NOTE Make sure that the edge of the square is exactly one brick long from the street side.
Now for the digging! Dig a hole for your footer that is 12" to 18" below the frost line in your area. Keep in mind that the frost line depth is not consistent around the nation because there is such a dramatic difference in climate from state to state. For example, the frost line in Texas is less than an inch, while in North Dakota it approaches nearly 90 inches. The best source of information regarding your frost line depth is your local building department, or you can also check this Frost Depth Map.
Finally, use the tamper to compact and level the soil at the bottom of the hole. Add a 2” layer of pea gravel and tamp and level this layer also.
STEP 2 Pour the Concrete Footer
Mix it Up! Mix the fast-drying cement according to the manufacturers’ instructions. After you reach a consistency of oatmeal or cake batter, carefully pour the cement onto the pea gravel. Smooth the pad until it is level using a trowel and carpenter’s level.
NOTE After you have smoothed the cement, let it cure for at least 24 hours.
STEP 3 Construct the Block Core
The block core is built by laying a course of bricks around an interior core of cement blocks. Position to blocks that are 8”x8”x 16” side by side onto the footer pad. Be sure to check to make sure that the blocks are positioned in the correct location. Mark the position of the blocks on the footer with a pencil or marker. After you have marked the blocks, place a generous amount of pre-mixed mortar along these marks. Place the blocks onto the mortar while pressing them into place. Apply a layer of mortar onto the top of the blocks and press the top layer of blocks perpendicular to the bottom blocks, then press them into place.

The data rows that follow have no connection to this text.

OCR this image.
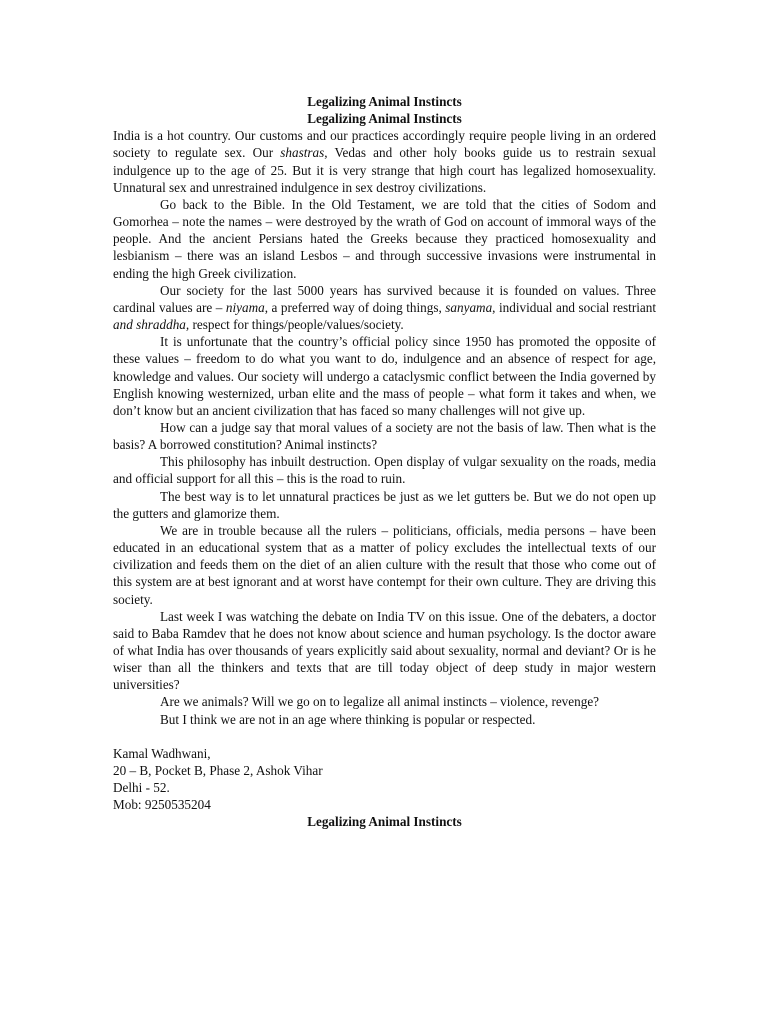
Legalizing Animal Instincts

Legalizing Animal Instincts

India is a hot country. Our customs and our practices accordingly require people living in an ordered society to regulate sex. Our shastras, Vedas and other holy books guide us to restrain sexual indulgence up to the age of 25. But it is very strange that high court has legalized homosexuality. Unnatural sex and unrestrained indulgence in sex destroy civilizations.

Go back to the Bible. In the Old Testament, we are told that the cities of Sodom and Gomorhea – note the names – were destroyed by the wrath of God on account of immoral ways of the people. And the ancient Persians hated the Greeks because they practiced homosexuality and lesbianism – there was an island Lesbos – and through successive invasions were instrumental in ending the high Greek civilization.

Our society for the last 5000 years has survived because it is founded on values. Three cardinal values are – niyama, a preferred way of doing things, sanyama, individual and social restriant and shraddha, respect for things/people/values/society.

It is unfortunate that the country’s official policy since 1950 has promoted the opposite of these values – freedom to do what you want to do, indulgence and an absence of respect for age, knowledge and values. Our society will undergo a cataclysmic conflict between the India governed by English knowing westernized, urban elite and the mass of people – what form it takes and when, we don’t know but an ancient civilization that has faced so many challenges will not give up.

How can a judge say that moral values of a society are not the basis of law. Then what is the basis? A borrowed constitution? Animal instincts?

This philosophy has inbuilt destruction. Open display of vulgar sexuality on the roads, media and official support for all this – this is the road to ruin.

The best way is to let unnatural practices be just as we let gutters be. But we do not open up the gutters and glamorize them.

We are in trouble because all the rulers – politicians, officials, media persons – have been educated in an educational system that as a matter of policy excludes the intellectual texts of our civilization and feeds them on the diet of an alien culture with the result that those who come out of this system are at best ignorant and at worst have contempt for their own culture. They are driving this society.

Last week I was watching the debate on India TV on this issue. One of the debaters, a doctor said to Baba Ramdev that he does not know about science and human psychology. Is the doctor aware of what India has over thousands of years explicitly said about sexuality, normal and deviant? Or is he wiser than all the thinkers and texts that are till today object of deep study in major western universities?

Are we animals? Will we go on to legalize all animal instincts – violence, revenge?

But I think we are not in an age where thinking is popular or respected.

Kamal Wadhwani,

20 – B, Pocket B, Phase 2, Ashok Vihar

Delhi - 52.

Mob: 9250535204

Legalizing Animal Instincts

NOTE Be sure to keep the blocks square and plumb.
STEP 4 Lay the First Courses of Bricks
Apply a good layer of mortar onto the footing where you will be placing the bricks. Lay the mortar around the base of the foundation. Place the first brick gently onto the mortar. Place a layer of mortar on the end of the next brick and place it into place as well. Be sure to place it against the last brick. After you place the brick into place remove the excess mortar. Continue this same process until the first course is placed in place around the entire foundation. Check to make sure the course is square and plumb as well as level. Use the handle of the trowel to tap the bricks to the correct level.
For the next course be sure to place a generous amount of mortar on top of the bricks of the first course all the way around. Make sure that the joint of the bricks is staggered, place and press the next course of bricks. After placing the mortar on the end of the bricks press the brick into place around the second course. Now check the brick to make sure that they remain square and level. Tap the brick into position using the handle of the trowel. Continue this process for the next few courses. Be sure to use the jointer to shape the joints before the mortar joints dry to hard.

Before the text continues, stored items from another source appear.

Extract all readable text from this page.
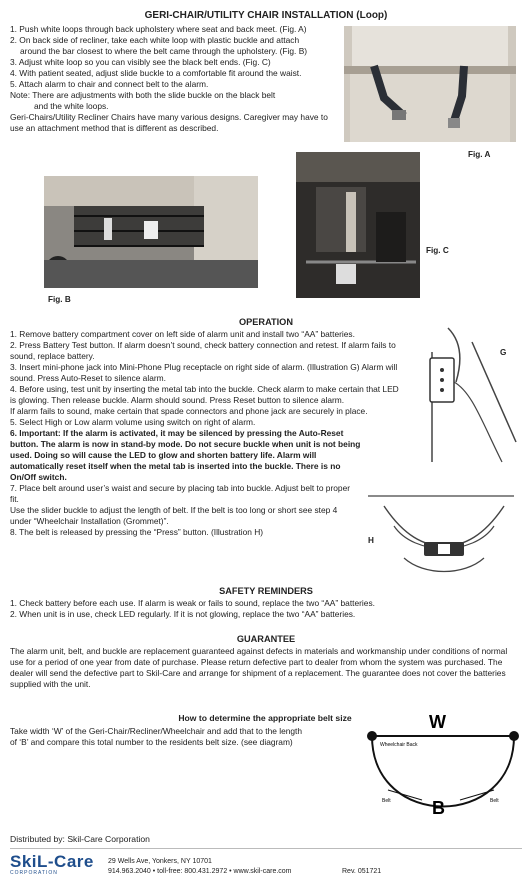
GERI-CHAIR/UTILITY CHAIR INSTALLATION (Loop)

1. Push white loops through back upholstery where seat and back meet. (Fig. A)

2. On back side of recliner, take each white loop with plastic buckle and attach

around the bar closest to where the belt came through the upholstery. (Fig. B)

3. Adjust white loop so you can visibly see the black belt ends. (Fig. C)

4. With patient seated, adjust slide buckle to a comfortable fit around the waist.

5. Attach alarm to chair and connect belt to the alarm.

Note: There are adjustments with both the slide buckle on the black belt

and the white loops.

Geri-Chairs/Utility Recliner Chairs have many various designs. Caregiver may have to use an attachment method that is different as described.

Fig. A
Fig. B
Fig. C
OPERATION

1. Remove battery compartment cover on left side of alarm unit and install two “AA” batteries.

2. Press Battery Test button. If alarm doesn’t sound, check battery connection and retest. If alarm fails to sound, replace battery.

3. Insert mini-phone jack into Mini-Phone Plug receptacle on right side of alarm. (Illustration G) Alarm will sound. Press Auto-Reset to silence alarm.

4. Before using, test unit by inserting the metal tab into the buckle. Check alarm to make certain that LED is glowing. Then release buckle. Alarm should sound. Press Reset button to silence alarm.

If alarm fails to sound, make certain that spade connectors and phone jack are securely in place.

5. Select High or Low alarm volume using switch on right of alarm.

6. Important: If the alarm is activated, it may be silenced by pressing the Auto-Reset button. The alarm is now in stand-by mode. Do not secure buckle when unit is not being used. Doing so will cause the LED to glow and shorten battery life. Alarm will automatically reset itself when the metal tab is inserted into the buckle. There is no On/Off switch.

7. Place belt around user’s waist and secure by placing tab into buckle. Adjust belt to proper fit.

Use the slider buckle to adjust the length of belt. If the belt is too long or short see step 4 under “Wheelchair Installation (Grommet)”.

8. The belt is released by pressing the “Press” button. (Illustration H)

G
H
SAFETY REMINDERS

1. Check battery before each use. If alarm is weak or fails to sound, replace the two “AA” batteries.

2. When unit is in use, check LED regularly. If it is not glowing, replace the two “AA” batteries.

GUARANTEE
The alarm unit, belt, and buckle are replacement guaranteed against defects in materials and workmanship under conditions of normal use for a period of one year from date of purchase. Please return defective part to dealer from whom the system was purchased. The dealer will send the defective part to Skil-Care and arrange for shipment of a replacement. The guarantee does not cover the batteries supplied with the unit.
How to determine the appropriate belt size
Take width ‘W’ of the Geri-Chair/Recliner/Wheelchair and add that to the length of ‘B’ and compare this total number to the residents belt size. (see diagram)
W
Wheelchair Back
B
Belt	Belt
Distributed by: Skil-Care Corporation
SkiL-Care
CORPORATION
29 Wells Ave, Yonkers, NY 10701
914.963.2040 • toll-free: 800.431.2972 • www.skil-care.com	Rev. 051721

Continue this same process for several courses. This is now where you have several options. After several layers, you could place a layer of soldier bricks which are bricks that stand up. You place these bricks the same way you have pressed the other bricks with the exception of standing straight up.
STEP 5 Put in Newspaper Holder Support
Keep going until you get to nine courses. At this point you will need to place a concrete block standing up, inside the enclosure, to be used as support for the newspaper holder. A couple of bricks will also be needed to be added to reach the desired height. Add another course of bricks.

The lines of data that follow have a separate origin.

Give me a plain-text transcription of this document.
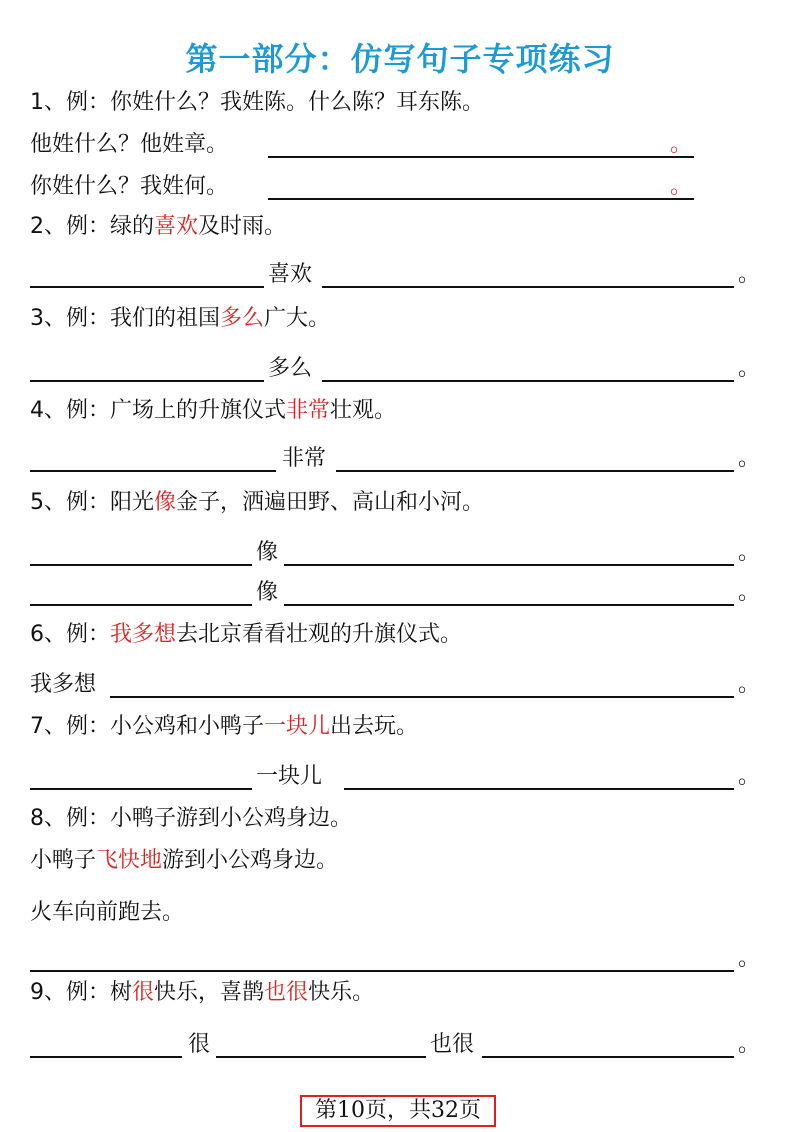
第一部分：仿写句子专项练习
1、例：你姓什么？我姓陈。什么陈？耳东陈。
他姓什么？他姓章。	。
你姓什么？我姓何。	。
2、例：绿的喜欢及时雨。
喜欢	。
3、例：我们的祖国多么广大。
多么	。
4、例：广场上的升旗仪式非常壮观。
非常	。
5、例：阳光像金子，洒遍田野、高山和小河。
像	。
像	。
6、例：我多想去北京看看壮观的升旗仪式。
我多想	。
7、例：小公鸡和小鸭子一块儿出去玩。
一块儿	。
8、例：小鸭子游到小公鸡身边。
小鸭子飞快地游到小公鸡身边。
火车向前跑去。
。
9、例：树很快乐，喜鹊也很快乐。
很	也很	。
第10页，共32页
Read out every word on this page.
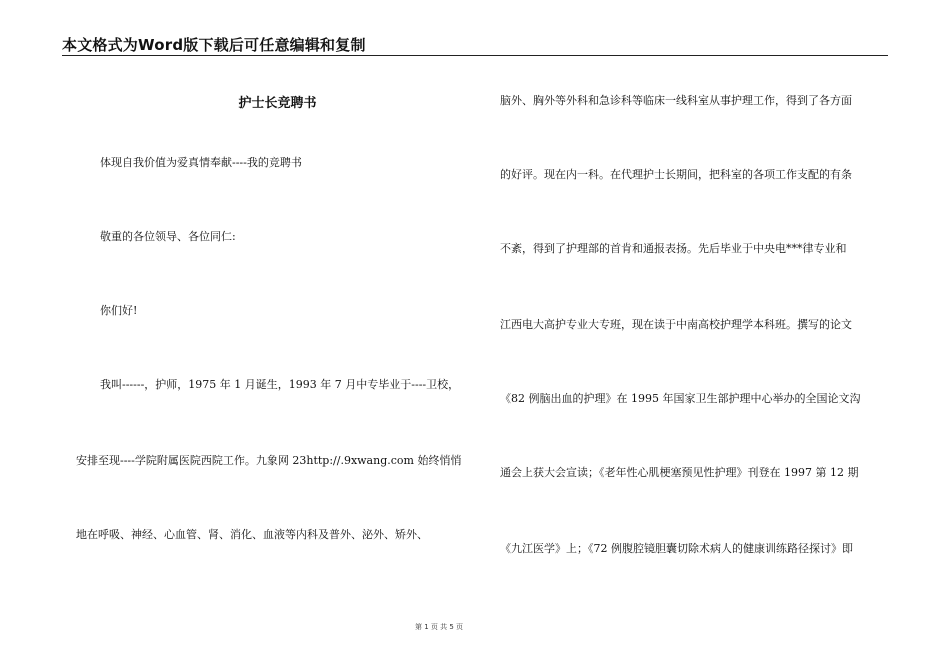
本文格式为Word版下载后可任意编辑和复制
护士长竞聘书
体现自我价值为爱真情奉献----我的竞聘书
敬重的各位领导、各位同仁:
你们好!
我叫------，护师，1975 年 1 月诞生，1993 年 7 月中专毕业于----卫校，
安排至现----学院附属医院西院工作。九象网 23http://.9xwang.com 始终悄悄
地在呼吸、神经、心血管、肾、消化、血液等内科及普外、泌外、矫外、
脑外、胸外等外科和急诊科等临床一线科室从事护理工作，得到了各方面
的好评。现在内一科。在代理护士长期间，把科室的各项工作支配的有条
不紊，得到了护理部的首肯和通报表扬。先后毕业于中央电***律专业和
江西电大高护专业大专班，现在读于中南高校护理学本科班。撰写的论文
《82 例脑出血的护理》在 1995 年国家卫生部护理中心举办的全国论文沟
通会上获大会宣读；《老年性心肌梗塞预见性护理》刊登在 1997 第 12 期
《九江医学》上；《72 例腹腔镜胆囊切除术病人的健康训练路径探讨》即
第 1 页 共 5 页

STEP 6 Put in the Newspaper Holders and Fill in Brick Around it
Now is time to put in the first newspaper holder. Make sure it is level. Here is where a rented masonry saw becomes handy as you will need to cut the first brick to go around the newspaper holder. Make sure to measure twice and cut once. Continue adding the courses until you completely cover the first newspaper holder, and then add the second one and follow the same steps of building up the courses up to the top of the last newspaper holder.
STEP 7 Complete the Mailbox up to the Desired Height
Keep applying as many courses as you need until you cover both Newspaper Holders, that is the time to install your plastic mailbox. You can still continue to add any type of stone or decoration throughout the entire process. The standard height for a mailbox is 41” to 45” to the floor of the mailbox. When you get to the point it is time to add the plastic mailbox in place using the same process you were adding the bricks. Place a mortar foundation to place the plastic mailbox and press it into place. Continue adding bricks and mortar until you have completely enclosed the plastic mailbox. Make sure to place the floor of the mailbox at the correct height.
After you get the right height established for your mailbox you will need to lay a layer of mortar to press your mailbox into. This will firmly secure your mailbox when the mortar dries. Now comes one of the most tedious parts of the whole project. We will need to continue laying brick, in the same manner, we have been laying from the beginning of the project. Continue laying the brick all the way around the entire box including the back. Lay the brick against the mailbox and continue towards the top of the mailbox.
STEP 8 Enclosing the Brick Mailbox
After you reach the top of the mailbox it is time to begin to shape the top of the mailbox post. You will now begin to curve the brick to achieve the crown finish you prefer on the top. In order to do this, it is time to determine the angle you will be cutting the brick. This could take a little trial and error. Before you cut up a lot of brick only to find out you have cut them all wrong it would be a good idea to only cut enough brick to stack in a single depth in the front of the mailbox until you achieve the look you desire. After you determine the look you want you can then cut more brick.
Continue laying the next few courses on the desired angle. Be sure to mix this mortar stiffer that the mortar used on the rest of the project. The thicker mortar will help you place the brick in a stiffer manner. If the mortar is too wet, it will not hold the weight of the brick. The brick will also have a tendency to slide and will be difficult to achieve the crown you are looking for.
Once you have reached the finished height of the crown you desired you can go ahead and clean the crown of brick you have just finished laying. It is a good idea to go ahead and use the jointer to recess the mortar in the joints to match the rest of the project. After you have the joints matching the rest of the project it is time to fill the back of the crown behind the mailbox. This can be achieved by cutting the brick to the correct size and angle you need. Lay the brick on the inside of the crown until the back is completely filled. After it has been completely filled now is the time to use the jointer and match the grooves.
STEP 9 Base of the Brick Mailbox
Now you will want to dig a hole right in front of the brick mailbox that is as deep as the height of the bricks that you are using. Fill it with a base of sand and use the tamper to compact and level it. Do not use any mortar for this area. Now place bricks to fill the hole and fill it in with sand.
STEP 10 Cleanup and Finishing Touches
Now is the most dreaded time of any project--it's cleanup time! After the mortar is dried, take a wire brush and clean away any extra mortar that is still on the bricks. Lay a layer of plastic down around the mailbox post. After you have brushed the entire box it is time to spray the entire project with muriatic acid.
ALERT Muriatic acid is a dangerous liquid and should be used with care.
This brick cleaner will help to remove any leftover mortar film. Pick up and clean up all debris from the work area. Allow your mailbox to set for at least a full day before use. Enjoy your new brick mailbox!